A genialidade de Hobsbawn permeia-se na maestria em tratar do jazz como matéria de pesquisa social. A constância racial na música incendiária dos becos negros e dos bairros étnicos americanos. A edificação de um estilo musical como expressão urbana de uma sociedade fundada em moralismos e princípios falidos. A música como elemento de resistência. As mutações no consumo de brancos e pretos. O jazz como entretenimento cultural de trabalhadores pobres. A história do movimento construída em paralelo com a sociedade americana contemporânea, seus preceitos e dicotomias.

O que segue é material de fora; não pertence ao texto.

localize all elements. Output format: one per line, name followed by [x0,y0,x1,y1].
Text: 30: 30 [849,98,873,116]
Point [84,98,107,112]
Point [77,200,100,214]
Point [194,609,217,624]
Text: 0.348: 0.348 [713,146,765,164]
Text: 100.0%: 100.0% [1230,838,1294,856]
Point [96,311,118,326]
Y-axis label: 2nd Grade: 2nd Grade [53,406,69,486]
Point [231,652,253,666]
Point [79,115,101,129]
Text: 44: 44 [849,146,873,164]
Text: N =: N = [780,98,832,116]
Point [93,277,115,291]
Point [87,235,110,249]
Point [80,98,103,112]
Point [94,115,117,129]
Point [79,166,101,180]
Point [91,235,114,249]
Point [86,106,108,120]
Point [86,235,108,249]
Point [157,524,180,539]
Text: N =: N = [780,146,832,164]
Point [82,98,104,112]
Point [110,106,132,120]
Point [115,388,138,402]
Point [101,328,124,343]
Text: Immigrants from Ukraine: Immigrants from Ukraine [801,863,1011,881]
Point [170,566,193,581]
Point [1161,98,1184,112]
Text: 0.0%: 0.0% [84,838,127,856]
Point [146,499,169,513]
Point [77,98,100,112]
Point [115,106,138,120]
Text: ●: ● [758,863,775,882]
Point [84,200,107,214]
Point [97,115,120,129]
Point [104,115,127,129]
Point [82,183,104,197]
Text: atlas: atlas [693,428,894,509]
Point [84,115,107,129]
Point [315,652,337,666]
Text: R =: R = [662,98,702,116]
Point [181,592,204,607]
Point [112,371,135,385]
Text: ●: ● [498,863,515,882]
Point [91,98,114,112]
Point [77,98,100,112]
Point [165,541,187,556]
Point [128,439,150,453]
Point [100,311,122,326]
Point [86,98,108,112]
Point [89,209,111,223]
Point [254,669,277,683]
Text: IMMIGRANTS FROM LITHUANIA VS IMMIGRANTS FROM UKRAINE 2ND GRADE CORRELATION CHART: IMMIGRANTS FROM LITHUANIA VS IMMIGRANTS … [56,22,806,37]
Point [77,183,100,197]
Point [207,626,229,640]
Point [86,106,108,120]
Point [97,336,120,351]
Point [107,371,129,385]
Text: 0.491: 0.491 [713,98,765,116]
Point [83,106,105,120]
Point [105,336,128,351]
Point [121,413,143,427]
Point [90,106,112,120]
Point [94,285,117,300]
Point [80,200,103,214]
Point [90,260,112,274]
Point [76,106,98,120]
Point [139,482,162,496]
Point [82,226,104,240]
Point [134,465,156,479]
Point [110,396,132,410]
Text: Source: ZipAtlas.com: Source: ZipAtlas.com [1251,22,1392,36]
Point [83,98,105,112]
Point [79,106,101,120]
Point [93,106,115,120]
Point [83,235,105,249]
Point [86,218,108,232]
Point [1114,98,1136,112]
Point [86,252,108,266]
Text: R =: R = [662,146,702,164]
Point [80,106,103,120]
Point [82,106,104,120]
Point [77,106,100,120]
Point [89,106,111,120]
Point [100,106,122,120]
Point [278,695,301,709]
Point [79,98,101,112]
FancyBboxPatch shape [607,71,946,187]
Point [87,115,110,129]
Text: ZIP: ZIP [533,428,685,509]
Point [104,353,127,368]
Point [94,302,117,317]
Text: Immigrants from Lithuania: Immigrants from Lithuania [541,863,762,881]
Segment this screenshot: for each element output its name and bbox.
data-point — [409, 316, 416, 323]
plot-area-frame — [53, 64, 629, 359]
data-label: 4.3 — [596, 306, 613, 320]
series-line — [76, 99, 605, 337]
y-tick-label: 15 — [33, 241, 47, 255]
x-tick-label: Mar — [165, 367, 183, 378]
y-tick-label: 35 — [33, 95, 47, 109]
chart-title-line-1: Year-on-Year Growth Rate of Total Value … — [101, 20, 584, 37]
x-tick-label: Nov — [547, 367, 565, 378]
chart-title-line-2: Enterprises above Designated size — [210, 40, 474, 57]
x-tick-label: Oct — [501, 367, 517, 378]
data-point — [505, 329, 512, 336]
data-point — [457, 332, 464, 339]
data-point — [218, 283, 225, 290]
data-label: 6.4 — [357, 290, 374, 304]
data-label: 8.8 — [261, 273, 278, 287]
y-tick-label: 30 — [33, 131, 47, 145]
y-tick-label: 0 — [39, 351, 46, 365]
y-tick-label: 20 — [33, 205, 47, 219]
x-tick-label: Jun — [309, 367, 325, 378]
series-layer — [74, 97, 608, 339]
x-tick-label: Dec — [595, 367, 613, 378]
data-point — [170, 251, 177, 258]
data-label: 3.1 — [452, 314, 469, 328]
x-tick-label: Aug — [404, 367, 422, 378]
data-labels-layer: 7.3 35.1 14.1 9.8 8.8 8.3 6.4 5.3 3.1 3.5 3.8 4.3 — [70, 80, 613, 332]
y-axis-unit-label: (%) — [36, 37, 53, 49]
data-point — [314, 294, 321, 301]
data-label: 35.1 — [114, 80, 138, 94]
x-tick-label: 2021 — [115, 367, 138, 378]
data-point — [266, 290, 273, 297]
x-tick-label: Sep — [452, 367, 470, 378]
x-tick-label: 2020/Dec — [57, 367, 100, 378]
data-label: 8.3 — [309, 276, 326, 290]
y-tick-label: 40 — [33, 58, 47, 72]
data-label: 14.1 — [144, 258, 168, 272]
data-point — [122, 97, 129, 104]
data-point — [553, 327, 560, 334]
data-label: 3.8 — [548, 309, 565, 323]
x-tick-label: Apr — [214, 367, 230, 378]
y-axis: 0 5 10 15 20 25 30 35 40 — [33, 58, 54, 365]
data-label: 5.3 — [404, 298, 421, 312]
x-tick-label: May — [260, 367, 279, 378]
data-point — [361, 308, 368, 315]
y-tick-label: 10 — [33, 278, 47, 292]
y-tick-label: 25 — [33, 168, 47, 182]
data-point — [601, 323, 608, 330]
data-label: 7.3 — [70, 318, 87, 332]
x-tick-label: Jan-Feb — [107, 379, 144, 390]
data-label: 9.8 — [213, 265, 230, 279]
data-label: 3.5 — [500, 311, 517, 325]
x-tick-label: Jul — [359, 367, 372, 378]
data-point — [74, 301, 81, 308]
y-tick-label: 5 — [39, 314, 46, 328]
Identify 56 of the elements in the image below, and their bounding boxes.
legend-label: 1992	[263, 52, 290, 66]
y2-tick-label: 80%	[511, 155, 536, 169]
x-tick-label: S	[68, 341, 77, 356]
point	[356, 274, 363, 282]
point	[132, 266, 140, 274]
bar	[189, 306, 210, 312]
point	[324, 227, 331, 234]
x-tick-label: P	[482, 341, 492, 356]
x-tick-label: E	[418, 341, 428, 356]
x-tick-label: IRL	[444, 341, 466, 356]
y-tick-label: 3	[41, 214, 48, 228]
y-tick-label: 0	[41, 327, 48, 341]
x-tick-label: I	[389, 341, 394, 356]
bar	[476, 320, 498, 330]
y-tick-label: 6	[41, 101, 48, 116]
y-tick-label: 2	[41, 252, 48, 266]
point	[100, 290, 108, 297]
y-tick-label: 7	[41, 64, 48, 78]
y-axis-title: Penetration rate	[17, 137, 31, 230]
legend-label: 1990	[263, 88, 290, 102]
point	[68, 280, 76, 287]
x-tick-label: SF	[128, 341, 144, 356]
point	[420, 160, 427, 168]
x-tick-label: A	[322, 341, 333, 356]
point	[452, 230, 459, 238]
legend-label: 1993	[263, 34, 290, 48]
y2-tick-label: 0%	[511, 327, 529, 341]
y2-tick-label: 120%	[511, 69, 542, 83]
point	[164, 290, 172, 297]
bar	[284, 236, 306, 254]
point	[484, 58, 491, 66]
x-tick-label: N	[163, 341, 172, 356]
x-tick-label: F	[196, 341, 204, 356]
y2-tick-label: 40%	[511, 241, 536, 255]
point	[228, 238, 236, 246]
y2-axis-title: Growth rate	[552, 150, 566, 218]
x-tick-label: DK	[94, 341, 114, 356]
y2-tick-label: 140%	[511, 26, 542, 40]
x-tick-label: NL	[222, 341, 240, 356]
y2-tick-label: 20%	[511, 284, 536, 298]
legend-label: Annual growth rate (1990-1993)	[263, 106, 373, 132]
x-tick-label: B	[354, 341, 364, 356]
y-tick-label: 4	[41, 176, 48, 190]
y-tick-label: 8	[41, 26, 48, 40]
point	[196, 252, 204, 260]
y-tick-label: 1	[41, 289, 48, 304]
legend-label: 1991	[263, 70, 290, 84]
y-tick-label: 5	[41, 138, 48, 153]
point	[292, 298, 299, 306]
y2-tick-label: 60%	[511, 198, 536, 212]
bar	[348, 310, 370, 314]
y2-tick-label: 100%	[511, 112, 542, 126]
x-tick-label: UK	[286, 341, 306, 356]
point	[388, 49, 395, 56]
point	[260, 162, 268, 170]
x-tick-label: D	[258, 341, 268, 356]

A delicadeza e a lucidez de Hobsbawn ao abordar o embate vitalício entre os músicos de jazz e a indústria fonográfica são comoventes, e propiciam uma reflexão extrínseca às páginas do livro. Compreender o movimento é fundamental para separarmo-lo de causas descontextualizadas, meramente comerciais. As inconstâncias dos festivais de jazz atuais. A obviedade do repertório de Diana Krall. As canções de Baden Powell na voz de Jane Monheit. Norah Jones com standards tecnicamente impecáveis. Esperanza Spalging e Leny Andrade são raridades. Certamente, Hobsbawn as escuta.

O estilo, o ritmo, a cadência, a sonoridade e as referências do livro tornam a leitura deliciosa. Como a voz de Sarah Vaughn ou o sax de Charlie Parker. Sabor de jazz. Talvez seja este o maior trunfo de Eric Hobsbawn.